Tefekkürde İsraf.?


Allah Teâlâ, insanoğluna akıl, mantık ve tefekkür gibi husûsiyetler bahşetmiş ve onu diğer mahlûkattan üstün kılmıştır. Kur’ân-ı Kerîm’deki bütün misâlleri akıl sâhiplerine hitâben beyân etmiştir. Kullarının dâimâ tefekkür hâlinde olmasını, bütün varlıklara hikmet ve ibret nazarıyla bakmasını murâd etmiştir. Bu sebeple âyet-i kerîmelerde defâlarca; “Akletmez misiniz?”, “İdrâk etmez misiniz?”, “Tefekkür etmeniz için”, “Umulur ki düşünürsünüz.”, “İbret alın!” gibi ifadelerle biz kullarını her dâim tefekküre dâvet etmiştir.

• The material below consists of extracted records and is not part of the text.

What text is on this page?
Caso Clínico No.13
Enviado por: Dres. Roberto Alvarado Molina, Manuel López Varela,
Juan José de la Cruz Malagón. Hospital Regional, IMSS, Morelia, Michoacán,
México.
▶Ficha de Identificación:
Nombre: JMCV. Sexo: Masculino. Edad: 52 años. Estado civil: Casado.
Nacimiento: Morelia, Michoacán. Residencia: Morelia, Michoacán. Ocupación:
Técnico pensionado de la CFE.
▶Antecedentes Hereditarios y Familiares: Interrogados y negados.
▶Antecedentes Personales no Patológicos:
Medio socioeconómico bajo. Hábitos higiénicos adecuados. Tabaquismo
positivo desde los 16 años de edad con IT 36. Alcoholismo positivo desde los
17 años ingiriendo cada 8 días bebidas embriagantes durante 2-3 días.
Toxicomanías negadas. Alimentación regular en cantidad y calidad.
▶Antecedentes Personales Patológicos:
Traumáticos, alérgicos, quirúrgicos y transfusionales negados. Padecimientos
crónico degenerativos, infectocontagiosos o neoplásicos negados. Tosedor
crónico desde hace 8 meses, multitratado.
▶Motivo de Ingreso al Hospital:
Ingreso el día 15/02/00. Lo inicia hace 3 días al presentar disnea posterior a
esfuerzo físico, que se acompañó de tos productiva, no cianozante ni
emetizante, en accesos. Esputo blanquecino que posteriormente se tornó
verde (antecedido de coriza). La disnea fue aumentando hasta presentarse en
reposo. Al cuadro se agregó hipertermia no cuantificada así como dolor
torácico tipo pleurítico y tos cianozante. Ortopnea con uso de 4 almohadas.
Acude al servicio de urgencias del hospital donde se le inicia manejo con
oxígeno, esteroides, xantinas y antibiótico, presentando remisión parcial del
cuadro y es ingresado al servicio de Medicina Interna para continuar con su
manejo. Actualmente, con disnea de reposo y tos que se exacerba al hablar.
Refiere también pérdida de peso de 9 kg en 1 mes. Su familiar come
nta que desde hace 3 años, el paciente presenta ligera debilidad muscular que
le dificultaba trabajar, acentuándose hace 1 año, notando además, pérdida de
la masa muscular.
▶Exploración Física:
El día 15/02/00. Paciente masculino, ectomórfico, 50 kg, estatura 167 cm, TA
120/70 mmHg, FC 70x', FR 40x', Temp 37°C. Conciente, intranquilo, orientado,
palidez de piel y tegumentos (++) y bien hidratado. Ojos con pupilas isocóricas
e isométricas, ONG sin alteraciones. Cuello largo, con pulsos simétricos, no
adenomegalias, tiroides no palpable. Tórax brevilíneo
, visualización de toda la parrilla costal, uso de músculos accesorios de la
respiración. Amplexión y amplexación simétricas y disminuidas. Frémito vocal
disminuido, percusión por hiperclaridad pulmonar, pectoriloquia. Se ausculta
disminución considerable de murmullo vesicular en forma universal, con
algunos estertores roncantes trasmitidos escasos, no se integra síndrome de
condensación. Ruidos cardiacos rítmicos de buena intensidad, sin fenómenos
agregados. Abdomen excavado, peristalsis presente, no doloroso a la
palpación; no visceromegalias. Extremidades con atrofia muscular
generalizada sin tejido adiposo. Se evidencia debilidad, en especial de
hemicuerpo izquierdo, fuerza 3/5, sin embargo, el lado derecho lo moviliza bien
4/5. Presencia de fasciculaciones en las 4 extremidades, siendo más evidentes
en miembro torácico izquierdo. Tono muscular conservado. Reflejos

Kur’ân-ı Kerîm, vahyin muhtevâsı içinde hakîkî değerini bulan akla işâret ederek on altı defâ «يآ اوُلىِ اْلاَلْباَبِ» yâni “ey akıl sâhipleri” diye hitapta bulunmuştur. Bu yüzden insanlık haysiyetine lâyık bir hayat yaşamak isteyen akıl sâhipleri, Kur’ân’ın aydınlattığı tefekkür dünyâsına girmek mecbûriyetindedirler.

İslâm’ın insanlığa gösterdiği tefekkür ufku olmasaydı, sırf aklımızla birçok hakîkati hem idrâkten hem de ifadeden âciz kalır, üstelik tefekkür nîmetini sırf nefsânî menfaatlerimize âmâde kılardık. Bu bakımdan Kur’ân ve Sünnet’in irşad ve îkazlarına muhtâcız. Zîrâ insanın tefekkürüne doğru bir yön verip ona sırât-ı müstakîm üzere yaşamanın esaslarını beyân eden yegâne rehber; Kur’ân ve Sünnet’tir.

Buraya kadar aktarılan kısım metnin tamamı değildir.